Strictly validate all inputs and fail immediately when data diverges from expectation. The presence of unknown or unexpected fields must trigger a validation failure.
The preservation principle applies to the leaves of the JSON graph, that is,
keys with scalar values including text, and to interior nodes that are
meaningful in the domain of social media posts, e.g., not only posts themselves
but also media, events, or locations. At the same time, they do not include
artifacts of Facebook’s fairly elaborate JSON encoding. For example, a post’s
attachments
and data
keys, if present, have lists of singleton objects
as values. Each nested singleton object is a key, value pair representing a
property of the post, with some keys appearing in multiple singleton objects to
specify multiple values.
{
"timestamp": 946684799,
"data": [
{
"post": "Let's party like it's 1999!"
},
{
"update_timestamp": 946684800
}
]
}
The obvious and more concise alternative is to add all keys to the post object itself and to use lists of values where the more elaborate encoding repeats a key.
{
"timestamp": 946684799,
"post": "Let's party like it's 1999!",
"update_timestamp": 946684800
}
The simplification principle also applies to the attachments
and data
introduced above because they aren’t meaningful in the domain of social media
posts. A more subtle application of the simplification principle are places in
the original Facebook post data: Such locations are included amongst a post’s
attachments and their coordinate
attributes are nested objects with the
latitude
and longitude
. Since coordinates and locations are related
rather than independent concepts, the simplification principle does apply. The
corresponding transform removes the nested object after hoisting its contents
into the outer object.
In addition to the encoding being already rather elaborate, Facebook’s post data contains a surprising amount of duplicated data. For example:
Posts containing several photos and/or videos may be represented as that many post objects with identical
timestamp
andpost
body but different media objects describing those photos and/or videos.All of a post’s media objects may have the same
description
, which may also be the same as thepost
body.Very few posts have more than one place. If they do, they usually have two locations that differ only in
url
, with one location object havingNone
and the other having a string value.
In all these cases, the simplification principle applies, but the implementation
must take care to preserve all information. For example, when combining media
objects, that means distinguishing them by uri
, the path to the actual photo
or video, while also ensuring that the other attributes don’t gratuitously
diverge. When hoisting descriptions from media objects to posts, that means
ensuring that all of a post’s media have the same description.
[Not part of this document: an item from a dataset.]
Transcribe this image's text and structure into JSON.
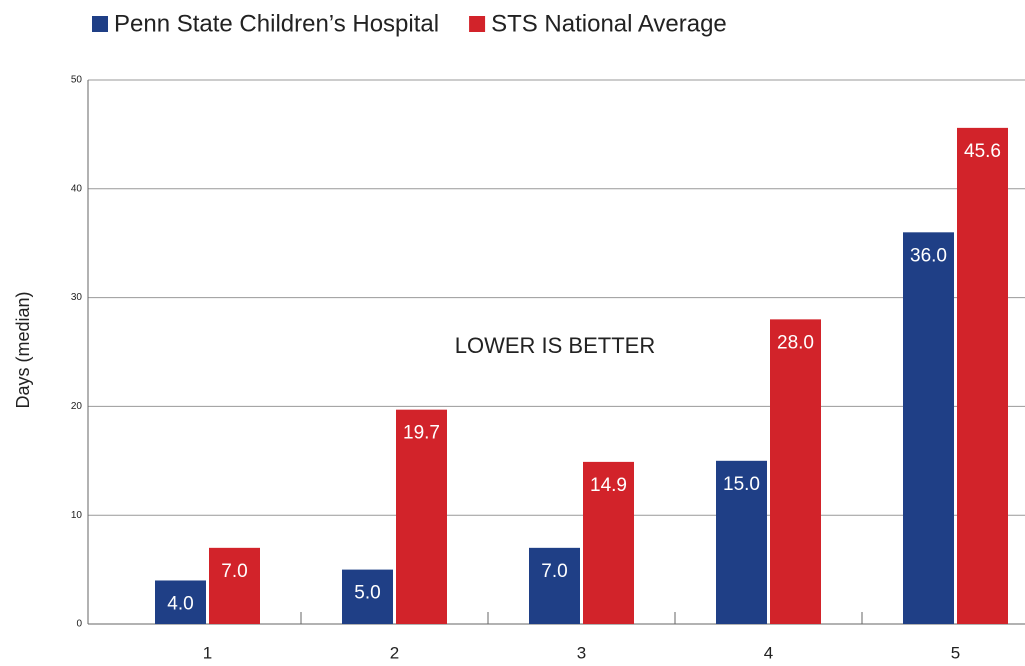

And when removing
redundant locations, that means not dropping the one with the URL.
The validation principle goes beyond the preservation principle by requiring human intervention when the original Facebook data deviates from the expected schema. More permissive designs such as protocol buffers are certainly feasible but critically depend on common rules for compatible schema evolution. That is not feasible for this use case and hence the only reasonable option is to disallow automatic schema evolution. Since posts are independent top-level entities, that doesn’t mean to terminate post processing upon first failure. We can still process the remaining posts, one at a time. The validation principle would suggest not saving such a partial result. But pragmatic concerns point towards users having that option. After all, having some posts seems better than having none posts.
Tip
More detailed notes on the different entities potentially belonging to a post
as well as on individual attributes are included in the API documentation for
deface.model
, which defines deface’s schema.